2 min learnNew DelhiApr 3, 2026 03:48 PM IST
Microsoft has launched MAI-Transcribe-1, its third in-house developed AI mannequin, which it claims is probably the most correct transcription mannequin on the planet.
With a median Phrase Error Charge of simply 3.9 per cent, MAI-Transcribe-1 works throughout 25 languages – English, French, German, Italian, Spanish, Hindi, Portuguese, Czech, Danish, Finnish, Hungarian, Dutch, Polish, Romanian, Swedish, Japanese, Korean, Chinese language, Arabic, Indonesian, Russian, Thai, Turkish, and Vietnamese.
Microsoft’s new AI mannequin ranks 1st within the FLUERS industry-standard benchmark in 11 core languages and surpasses the likes of Whisper-large-v3 on the 14 remaining languages. It additionally surpasses the lately launched Google Gemini 3.1 Flash in 11 out of 14 languages. Obtainable in Microsoft Foundry, the corporate says MAI-Transcribe-1’s batch transcription pace is 2.5x sooner than its Azure Quick providing and is obtainable for simply $0.36 per hour.
The corporate says MAI-Transcribe-1 is very correct in all supported languages, making it a perfect selection for a variety of speech-to-text use circumstances. Whereas it doesn’t help real-time transcription, Microsoft says it can add the function in a future model. Alongside MAI-Transcribe-1, Microsoft additionally launched two new AI fashions – MAI-Picture-2 and MAI-Voice-1, which, as their names counsel, can generate photographs and audio.
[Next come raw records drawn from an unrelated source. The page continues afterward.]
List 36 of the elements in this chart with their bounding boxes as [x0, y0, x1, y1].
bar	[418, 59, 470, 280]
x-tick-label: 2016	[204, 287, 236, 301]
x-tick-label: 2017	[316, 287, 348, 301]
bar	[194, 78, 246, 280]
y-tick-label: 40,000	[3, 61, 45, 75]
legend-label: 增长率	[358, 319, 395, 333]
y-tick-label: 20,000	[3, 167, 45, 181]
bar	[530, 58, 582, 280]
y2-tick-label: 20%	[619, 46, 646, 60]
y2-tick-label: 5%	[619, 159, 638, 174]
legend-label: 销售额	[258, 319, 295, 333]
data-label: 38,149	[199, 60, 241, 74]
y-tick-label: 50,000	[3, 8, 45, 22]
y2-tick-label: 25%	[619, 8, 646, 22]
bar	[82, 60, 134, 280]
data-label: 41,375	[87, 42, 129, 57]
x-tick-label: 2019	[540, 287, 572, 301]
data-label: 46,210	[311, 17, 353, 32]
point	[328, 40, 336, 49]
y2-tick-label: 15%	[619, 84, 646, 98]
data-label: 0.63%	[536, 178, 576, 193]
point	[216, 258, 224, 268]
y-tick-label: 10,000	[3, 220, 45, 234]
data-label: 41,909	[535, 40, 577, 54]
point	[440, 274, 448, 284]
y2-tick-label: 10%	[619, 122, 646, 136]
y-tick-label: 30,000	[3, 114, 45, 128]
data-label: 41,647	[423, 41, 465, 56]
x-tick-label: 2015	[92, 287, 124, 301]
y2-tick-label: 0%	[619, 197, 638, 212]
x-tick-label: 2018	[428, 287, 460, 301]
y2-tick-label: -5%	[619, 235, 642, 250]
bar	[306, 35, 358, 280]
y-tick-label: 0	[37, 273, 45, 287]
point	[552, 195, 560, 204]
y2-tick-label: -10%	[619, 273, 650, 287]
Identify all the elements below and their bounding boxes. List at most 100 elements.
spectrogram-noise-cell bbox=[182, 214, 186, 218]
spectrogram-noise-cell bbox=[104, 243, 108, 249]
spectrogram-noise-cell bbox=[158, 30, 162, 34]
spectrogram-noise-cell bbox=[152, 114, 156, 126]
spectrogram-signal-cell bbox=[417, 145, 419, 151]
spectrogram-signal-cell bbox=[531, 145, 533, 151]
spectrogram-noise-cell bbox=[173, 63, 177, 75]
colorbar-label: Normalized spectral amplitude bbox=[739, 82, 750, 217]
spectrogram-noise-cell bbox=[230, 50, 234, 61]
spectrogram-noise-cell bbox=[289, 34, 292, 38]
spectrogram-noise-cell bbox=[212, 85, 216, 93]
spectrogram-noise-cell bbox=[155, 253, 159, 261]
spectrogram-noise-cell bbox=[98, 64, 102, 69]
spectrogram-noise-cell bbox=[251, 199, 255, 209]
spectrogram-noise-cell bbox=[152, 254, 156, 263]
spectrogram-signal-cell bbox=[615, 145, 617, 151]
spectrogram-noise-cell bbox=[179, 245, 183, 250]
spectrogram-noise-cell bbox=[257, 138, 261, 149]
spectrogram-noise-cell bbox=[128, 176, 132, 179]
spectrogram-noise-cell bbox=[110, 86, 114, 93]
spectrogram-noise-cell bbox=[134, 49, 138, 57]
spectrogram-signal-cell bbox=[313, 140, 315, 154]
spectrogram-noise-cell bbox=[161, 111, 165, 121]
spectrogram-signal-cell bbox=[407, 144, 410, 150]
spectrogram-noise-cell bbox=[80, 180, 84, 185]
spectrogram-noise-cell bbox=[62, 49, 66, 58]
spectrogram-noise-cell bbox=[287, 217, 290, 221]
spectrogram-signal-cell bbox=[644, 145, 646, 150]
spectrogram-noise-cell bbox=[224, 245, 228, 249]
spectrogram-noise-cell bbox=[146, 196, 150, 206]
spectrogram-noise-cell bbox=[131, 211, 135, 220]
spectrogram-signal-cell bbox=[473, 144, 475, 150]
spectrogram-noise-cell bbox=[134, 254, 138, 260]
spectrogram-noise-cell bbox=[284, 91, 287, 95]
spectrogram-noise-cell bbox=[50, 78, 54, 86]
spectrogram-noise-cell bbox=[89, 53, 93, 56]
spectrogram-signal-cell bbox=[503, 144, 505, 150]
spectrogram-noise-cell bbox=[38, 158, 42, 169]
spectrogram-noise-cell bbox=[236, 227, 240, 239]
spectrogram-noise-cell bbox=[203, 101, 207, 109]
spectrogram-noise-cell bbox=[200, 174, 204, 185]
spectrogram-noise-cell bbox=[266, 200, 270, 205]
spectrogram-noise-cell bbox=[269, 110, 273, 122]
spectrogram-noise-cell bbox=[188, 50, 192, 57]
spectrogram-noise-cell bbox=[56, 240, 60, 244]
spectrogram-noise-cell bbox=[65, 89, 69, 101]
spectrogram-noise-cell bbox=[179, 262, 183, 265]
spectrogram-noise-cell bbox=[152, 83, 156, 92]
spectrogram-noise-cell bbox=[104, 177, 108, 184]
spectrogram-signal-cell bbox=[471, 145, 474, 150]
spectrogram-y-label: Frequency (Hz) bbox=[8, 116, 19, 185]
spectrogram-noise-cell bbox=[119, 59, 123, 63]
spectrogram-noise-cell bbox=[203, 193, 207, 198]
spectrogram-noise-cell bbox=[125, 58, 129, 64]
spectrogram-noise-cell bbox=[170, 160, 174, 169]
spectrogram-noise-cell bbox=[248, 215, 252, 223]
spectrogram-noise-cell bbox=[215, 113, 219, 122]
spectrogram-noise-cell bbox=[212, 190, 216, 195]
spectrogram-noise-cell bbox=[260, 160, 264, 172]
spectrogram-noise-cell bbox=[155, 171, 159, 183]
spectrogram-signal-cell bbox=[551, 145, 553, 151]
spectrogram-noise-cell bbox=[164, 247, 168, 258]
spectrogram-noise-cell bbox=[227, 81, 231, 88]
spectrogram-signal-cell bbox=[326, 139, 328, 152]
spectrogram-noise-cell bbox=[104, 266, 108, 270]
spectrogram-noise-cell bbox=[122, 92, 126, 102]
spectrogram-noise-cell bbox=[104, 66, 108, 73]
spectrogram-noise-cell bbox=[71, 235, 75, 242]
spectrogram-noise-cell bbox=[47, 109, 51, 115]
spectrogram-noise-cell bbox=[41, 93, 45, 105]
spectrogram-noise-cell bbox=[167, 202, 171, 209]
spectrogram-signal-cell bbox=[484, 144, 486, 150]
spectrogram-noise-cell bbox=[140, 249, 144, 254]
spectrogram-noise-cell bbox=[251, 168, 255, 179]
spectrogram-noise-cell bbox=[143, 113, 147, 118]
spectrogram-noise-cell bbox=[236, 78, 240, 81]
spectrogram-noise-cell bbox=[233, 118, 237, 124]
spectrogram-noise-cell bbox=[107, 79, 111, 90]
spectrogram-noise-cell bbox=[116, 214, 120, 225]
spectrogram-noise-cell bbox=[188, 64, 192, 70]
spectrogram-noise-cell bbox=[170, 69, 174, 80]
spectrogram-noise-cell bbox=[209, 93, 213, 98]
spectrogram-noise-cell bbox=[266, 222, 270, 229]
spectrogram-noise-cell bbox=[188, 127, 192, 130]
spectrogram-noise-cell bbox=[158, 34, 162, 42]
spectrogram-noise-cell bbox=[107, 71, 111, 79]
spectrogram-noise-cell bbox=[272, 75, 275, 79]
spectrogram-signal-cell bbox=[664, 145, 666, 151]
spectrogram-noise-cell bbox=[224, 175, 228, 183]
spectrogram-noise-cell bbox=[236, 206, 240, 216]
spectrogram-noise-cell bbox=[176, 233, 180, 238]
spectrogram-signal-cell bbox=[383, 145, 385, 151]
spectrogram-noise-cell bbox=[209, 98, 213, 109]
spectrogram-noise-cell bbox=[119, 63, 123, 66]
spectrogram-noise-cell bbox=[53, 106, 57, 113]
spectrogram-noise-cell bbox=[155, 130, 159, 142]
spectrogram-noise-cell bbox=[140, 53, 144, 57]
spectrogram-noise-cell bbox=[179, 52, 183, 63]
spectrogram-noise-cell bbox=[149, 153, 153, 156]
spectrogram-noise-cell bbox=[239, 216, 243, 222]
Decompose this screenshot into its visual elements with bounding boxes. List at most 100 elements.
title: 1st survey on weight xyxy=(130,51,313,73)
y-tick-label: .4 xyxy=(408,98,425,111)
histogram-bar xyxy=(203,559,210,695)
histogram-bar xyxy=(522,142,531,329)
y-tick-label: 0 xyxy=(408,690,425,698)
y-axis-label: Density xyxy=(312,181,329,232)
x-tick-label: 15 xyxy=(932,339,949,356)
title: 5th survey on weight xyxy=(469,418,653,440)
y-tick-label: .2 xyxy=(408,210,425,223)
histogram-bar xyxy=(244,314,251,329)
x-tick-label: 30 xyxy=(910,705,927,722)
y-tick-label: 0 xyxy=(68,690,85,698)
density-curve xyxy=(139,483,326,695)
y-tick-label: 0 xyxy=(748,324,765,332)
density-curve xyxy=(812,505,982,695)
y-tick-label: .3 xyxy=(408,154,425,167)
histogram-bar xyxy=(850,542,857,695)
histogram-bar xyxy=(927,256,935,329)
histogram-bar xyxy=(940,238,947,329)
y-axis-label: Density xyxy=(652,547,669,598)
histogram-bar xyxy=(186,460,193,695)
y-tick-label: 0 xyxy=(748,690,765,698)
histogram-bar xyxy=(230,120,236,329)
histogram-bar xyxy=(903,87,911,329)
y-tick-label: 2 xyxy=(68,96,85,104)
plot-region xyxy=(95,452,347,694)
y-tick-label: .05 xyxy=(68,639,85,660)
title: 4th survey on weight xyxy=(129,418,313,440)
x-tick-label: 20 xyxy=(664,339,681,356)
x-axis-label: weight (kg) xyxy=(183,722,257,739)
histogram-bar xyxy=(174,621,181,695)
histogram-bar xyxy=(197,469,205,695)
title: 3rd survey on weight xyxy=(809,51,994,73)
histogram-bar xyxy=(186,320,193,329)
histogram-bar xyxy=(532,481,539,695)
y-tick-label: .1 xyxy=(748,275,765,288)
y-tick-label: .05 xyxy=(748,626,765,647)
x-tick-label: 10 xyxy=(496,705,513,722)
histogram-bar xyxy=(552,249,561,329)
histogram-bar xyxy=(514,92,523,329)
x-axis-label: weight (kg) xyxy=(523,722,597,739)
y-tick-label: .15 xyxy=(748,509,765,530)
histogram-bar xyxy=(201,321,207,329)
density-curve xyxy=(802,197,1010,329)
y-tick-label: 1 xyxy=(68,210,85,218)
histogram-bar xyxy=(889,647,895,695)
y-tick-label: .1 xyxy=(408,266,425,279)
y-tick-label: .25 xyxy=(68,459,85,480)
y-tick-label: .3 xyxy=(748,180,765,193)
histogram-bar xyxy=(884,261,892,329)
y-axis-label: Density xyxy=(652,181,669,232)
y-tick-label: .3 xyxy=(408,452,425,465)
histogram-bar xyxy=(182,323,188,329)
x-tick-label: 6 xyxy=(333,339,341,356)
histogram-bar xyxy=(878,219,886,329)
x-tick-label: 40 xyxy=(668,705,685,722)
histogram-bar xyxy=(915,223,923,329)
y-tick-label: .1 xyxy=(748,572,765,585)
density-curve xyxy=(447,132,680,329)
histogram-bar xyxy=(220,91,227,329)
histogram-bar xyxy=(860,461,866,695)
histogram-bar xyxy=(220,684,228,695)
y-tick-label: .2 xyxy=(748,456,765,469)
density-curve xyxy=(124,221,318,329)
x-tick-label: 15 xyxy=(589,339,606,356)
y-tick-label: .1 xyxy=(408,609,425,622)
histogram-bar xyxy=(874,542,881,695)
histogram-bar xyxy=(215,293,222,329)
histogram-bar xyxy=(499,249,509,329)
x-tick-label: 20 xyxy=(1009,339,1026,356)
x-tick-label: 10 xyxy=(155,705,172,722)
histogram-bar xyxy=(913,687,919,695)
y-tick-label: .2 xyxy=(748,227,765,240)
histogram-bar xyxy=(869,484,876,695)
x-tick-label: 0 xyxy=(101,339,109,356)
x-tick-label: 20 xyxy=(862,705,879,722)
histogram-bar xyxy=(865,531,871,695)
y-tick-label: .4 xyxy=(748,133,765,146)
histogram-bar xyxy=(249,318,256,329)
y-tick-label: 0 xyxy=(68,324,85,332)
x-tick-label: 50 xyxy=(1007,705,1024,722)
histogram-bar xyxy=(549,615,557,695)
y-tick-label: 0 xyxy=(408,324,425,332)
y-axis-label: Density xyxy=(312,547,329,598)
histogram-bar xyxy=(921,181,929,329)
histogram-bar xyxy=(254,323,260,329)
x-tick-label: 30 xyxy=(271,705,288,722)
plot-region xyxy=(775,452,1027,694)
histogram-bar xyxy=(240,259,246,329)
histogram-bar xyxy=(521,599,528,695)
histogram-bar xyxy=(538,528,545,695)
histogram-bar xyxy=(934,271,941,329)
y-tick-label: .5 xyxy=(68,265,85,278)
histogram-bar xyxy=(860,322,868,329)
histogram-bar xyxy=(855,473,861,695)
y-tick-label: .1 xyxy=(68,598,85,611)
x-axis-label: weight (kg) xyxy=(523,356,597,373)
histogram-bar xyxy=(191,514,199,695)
The tech big says MAI-Voice-1 is its flagship voice era mannequin that may “generate pure, sensible speech, wealthy with nuance, emotional vary and expression that preserves speaker id” even in long-form content material. Able to producing 60 seconds of audio in simply 1 second, MAI-Voice-1 can also be GPU-efficient. It’s out there in Copilot Audio Expressions and Copilot Podcasts.
As for MAI-Picture-2, Microsoft says it focuses on “efficiency and pace” and in addition appeared within the prime 3 mannequin household on the Enviornment.ai leaderboard. Whereas Microsoft’s AI fashions is probably not as massive or the quickest, the corporate hopes to promote them as cheaper options to massive language fashions from Google and OpenAI.